Um homem morreu ontem à tarde em Chamartín.
Pifou-se-lhe o coração, aos 51 anos, um irremediável ponto morto em hora de ponta, na praça da Prosperidade. Talvez tivesse vindo dos lados da estação, talvez se tivesse demorado diante da montra de uma loja de perfumes, a notícia é omissa. O coração do homem baqueou como se tivesse sofrido uma derrota pesada no Santiago Bernabéu. A notícia não diz se ponderava uma visita ao museu de Ciências Naturais ou se costuma sentar-se ao sol no Parque de Berlin.
Estão a tentar reanimá-lo há meia hora, nada a fazer. Será isto bastante para ganhar a montra do jornal El Pais? A polícia descartou a hipótese de homicídio, não há sinais de violência no contentor de roupa onde foi encontrado. Quanto ao mais, é a notícia despida de outros sinais de espanto. Um homem perde-se do cansado coração, ponto final. Há, contudo, um diminuto porém: o homem foi encontrado num contentor de roupa. Teria caído num contentor de roupa, talvez tentando recuperar do contentor uma camisa que lhe sirvisse, um casaco que o agasalhasse?
A polícia tem outra pista: o homem vivia no contentor de roupa, fazia do contentor a sua casa, a sua cama, no parque da Prosperidade. Nesse caso, morreu em casa.

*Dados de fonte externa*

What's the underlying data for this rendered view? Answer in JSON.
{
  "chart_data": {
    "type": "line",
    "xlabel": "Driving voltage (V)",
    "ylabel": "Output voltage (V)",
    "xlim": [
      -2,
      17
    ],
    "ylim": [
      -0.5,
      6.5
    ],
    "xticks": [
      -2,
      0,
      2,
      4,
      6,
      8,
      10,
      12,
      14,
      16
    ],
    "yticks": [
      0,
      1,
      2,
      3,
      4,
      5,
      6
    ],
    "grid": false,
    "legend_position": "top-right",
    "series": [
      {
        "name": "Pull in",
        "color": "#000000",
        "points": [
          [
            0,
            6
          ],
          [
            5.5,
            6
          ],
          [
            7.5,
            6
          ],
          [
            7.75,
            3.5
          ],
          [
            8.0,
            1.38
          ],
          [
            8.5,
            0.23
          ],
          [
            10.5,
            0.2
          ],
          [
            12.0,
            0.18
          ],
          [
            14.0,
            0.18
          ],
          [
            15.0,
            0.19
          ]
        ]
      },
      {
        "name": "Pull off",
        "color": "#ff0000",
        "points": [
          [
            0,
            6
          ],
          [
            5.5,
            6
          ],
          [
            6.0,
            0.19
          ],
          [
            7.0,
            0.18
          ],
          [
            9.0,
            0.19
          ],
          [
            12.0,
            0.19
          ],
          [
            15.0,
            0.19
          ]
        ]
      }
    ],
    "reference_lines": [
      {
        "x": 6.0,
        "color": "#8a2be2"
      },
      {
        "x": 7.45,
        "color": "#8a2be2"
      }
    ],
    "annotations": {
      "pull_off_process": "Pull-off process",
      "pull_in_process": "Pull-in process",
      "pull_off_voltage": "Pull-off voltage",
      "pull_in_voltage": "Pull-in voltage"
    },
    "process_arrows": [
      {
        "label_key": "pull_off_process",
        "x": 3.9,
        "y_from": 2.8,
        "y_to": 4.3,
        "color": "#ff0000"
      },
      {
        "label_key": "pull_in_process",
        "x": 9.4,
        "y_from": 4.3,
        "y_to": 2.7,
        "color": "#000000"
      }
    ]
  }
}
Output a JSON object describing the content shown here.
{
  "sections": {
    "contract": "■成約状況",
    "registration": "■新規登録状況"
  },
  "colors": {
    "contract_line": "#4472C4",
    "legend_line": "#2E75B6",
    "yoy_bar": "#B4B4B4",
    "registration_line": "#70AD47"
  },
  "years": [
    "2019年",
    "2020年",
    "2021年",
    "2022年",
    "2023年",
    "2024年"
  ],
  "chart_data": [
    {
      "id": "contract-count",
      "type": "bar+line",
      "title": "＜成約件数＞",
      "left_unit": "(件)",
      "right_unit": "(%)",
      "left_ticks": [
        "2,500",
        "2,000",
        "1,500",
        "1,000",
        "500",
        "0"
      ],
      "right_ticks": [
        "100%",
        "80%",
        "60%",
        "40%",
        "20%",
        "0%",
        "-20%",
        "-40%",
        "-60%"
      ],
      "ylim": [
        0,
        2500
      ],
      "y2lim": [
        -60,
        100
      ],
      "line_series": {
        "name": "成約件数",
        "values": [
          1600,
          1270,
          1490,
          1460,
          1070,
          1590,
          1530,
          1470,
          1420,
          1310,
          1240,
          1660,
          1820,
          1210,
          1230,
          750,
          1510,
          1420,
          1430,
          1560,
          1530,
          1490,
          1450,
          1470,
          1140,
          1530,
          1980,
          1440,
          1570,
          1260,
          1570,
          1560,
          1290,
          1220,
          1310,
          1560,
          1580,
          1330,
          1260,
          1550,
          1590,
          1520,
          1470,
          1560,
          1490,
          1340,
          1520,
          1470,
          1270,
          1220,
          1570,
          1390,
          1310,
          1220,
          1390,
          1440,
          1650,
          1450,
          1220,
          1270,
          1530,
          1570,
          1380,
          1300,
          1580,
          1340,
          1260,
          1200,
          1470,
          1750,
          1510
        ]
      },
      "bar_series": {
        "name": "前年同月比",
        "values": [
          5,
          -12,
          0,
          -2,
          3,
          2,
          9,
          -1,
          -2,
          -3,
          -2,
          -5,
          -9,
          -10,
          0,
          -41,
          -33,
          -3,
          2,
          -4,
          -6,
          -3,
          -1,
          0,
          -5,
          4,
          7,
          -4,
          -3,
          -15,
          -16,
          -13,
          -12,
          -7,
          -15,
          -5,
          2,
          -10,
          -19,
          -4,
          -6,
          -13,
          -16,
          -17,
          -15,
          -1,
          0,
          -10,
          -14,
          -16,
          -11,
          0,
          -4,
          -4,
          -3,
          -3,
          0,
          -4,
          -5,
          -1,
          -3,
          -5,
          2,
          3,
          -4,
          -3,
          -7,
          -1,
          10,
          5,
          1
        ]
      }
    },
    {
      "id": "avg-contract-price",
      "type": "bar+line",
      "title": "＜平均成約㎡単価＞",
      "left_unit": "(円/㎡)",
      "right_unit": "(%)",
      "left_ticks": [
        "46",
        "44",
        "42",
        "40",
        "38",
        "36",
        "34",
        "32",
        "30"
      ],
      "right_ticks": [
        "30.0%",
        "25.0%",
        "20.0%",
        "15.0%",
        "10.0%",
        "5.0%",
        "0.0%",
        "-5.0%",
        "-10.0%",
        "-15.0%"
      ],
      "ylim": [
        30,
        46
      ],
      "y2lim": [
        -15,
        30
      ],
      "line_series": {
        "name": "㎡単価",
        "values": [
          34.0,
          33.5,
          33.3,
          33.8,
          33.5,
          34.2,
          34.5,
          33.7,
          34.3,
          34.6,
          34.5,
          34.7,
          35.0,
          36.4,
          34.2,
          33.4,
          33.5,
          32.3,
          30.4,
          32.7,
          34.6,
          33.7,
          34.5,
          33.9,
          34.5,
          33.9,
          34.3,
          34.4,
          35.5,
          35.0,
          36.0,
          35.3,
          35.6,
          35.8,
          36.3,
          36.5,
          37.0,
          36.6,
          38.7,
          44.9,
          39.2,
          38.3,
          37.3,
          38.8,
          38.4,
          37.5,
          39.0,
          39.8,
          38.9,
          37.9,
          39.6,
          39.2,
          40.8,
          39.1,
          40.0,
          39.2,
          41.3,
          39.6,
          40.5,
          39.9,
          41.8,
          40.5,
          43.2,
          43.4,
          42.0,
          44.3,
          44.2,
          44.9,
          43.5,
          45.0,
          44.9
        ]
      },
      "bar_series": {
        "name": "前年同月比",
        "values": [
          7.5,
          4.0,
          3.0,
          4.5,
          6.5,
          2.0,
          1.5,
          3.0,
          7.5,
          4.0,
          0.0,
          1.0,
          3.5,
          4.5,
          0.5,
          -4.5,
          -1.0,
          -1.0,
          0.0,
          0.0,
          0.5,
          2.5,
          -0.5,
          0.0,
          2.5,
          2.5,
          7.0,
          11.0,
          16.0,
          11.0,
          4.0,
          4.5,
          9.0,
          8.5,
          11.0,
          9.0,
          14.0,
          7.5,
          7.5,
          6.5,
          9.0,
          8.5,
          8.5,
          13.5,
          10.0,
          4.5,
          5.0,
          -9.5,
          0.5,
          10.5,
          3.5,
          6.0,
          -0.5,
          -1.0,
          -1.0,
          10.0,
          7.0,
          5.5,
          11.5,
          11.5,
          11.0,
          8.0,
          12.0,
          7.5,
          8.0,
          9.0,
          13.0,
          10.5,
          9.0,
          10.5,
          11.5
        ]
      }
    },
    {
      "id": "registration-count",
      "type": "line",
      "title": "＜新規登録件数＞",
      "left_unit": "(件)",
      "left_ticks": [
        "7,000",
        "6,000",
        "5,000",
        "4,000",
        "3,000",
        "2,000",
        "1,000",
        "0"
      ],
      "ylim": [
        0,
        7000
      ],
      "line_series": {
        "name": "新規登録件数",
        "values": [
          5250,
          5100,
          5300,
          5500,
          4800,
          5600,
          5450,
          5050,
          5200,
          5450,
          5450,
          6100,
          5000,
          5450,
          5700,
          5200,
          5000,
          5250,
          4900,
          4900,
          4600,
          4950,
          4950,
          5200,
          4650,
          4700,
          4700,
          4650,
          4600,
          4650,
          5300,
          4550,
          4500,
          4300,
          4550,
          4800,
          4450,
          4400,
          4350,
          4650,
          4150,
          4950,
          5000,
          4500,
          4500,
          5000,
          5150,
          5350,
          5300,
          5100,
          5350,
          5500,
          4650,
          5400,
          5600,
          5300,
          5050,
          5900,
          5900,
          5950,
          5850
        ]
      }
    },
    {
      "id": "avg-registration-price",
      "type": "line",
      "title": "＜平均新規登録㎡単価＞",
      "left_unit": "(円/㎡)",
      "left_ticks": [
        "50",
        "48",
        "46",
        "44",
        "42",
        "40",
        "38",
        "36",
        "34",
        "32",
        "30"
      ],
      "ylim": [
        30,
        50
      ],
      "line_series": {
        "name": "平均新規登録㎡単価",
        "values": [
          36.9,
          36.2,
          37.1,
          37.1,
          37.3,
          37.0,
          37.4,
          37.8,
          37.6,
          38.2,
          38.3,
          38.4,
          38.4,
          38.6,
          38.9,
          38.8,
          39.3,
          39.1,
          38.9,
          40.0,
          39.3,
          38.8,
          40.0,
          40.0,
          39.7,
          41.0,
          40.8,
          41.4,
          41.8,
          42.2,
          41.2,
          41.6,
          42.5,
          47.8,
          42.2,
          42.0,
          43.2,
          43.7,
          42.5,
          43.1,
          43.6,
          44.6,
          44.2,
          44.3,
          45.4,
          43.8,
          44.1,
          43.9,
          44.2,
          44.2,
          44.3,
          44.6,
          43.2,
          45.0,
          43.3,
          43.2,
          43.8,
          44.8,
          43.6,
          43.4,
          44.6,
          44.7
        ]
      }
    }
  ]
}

Lendo esta notícia, um poema de Sophia agasalhou-me como um cachecol contra o frio dos dias. É aquele poema intitulado “As pessoas sensíveis”, aquele que fala das pessoas incapazes de matar uma galinha, capazes contudo de a comer. “O dinheiro cheira a pobre e cheira / à roupa do seu corpo, / aquela roupa / que depois da chuva secou sobre o corpo / porque não tinham outra”.
Tinha, o homem que morreu em Chamartín, um folgado guarda-roupa.
A morte agasalhou-o num conforto desesperado, podemos dizer que era um sem abrigo abrigado, talvez indocumentado, cama, mesa e indumentária assegurada, desde que decidira vestir o próprio tecto.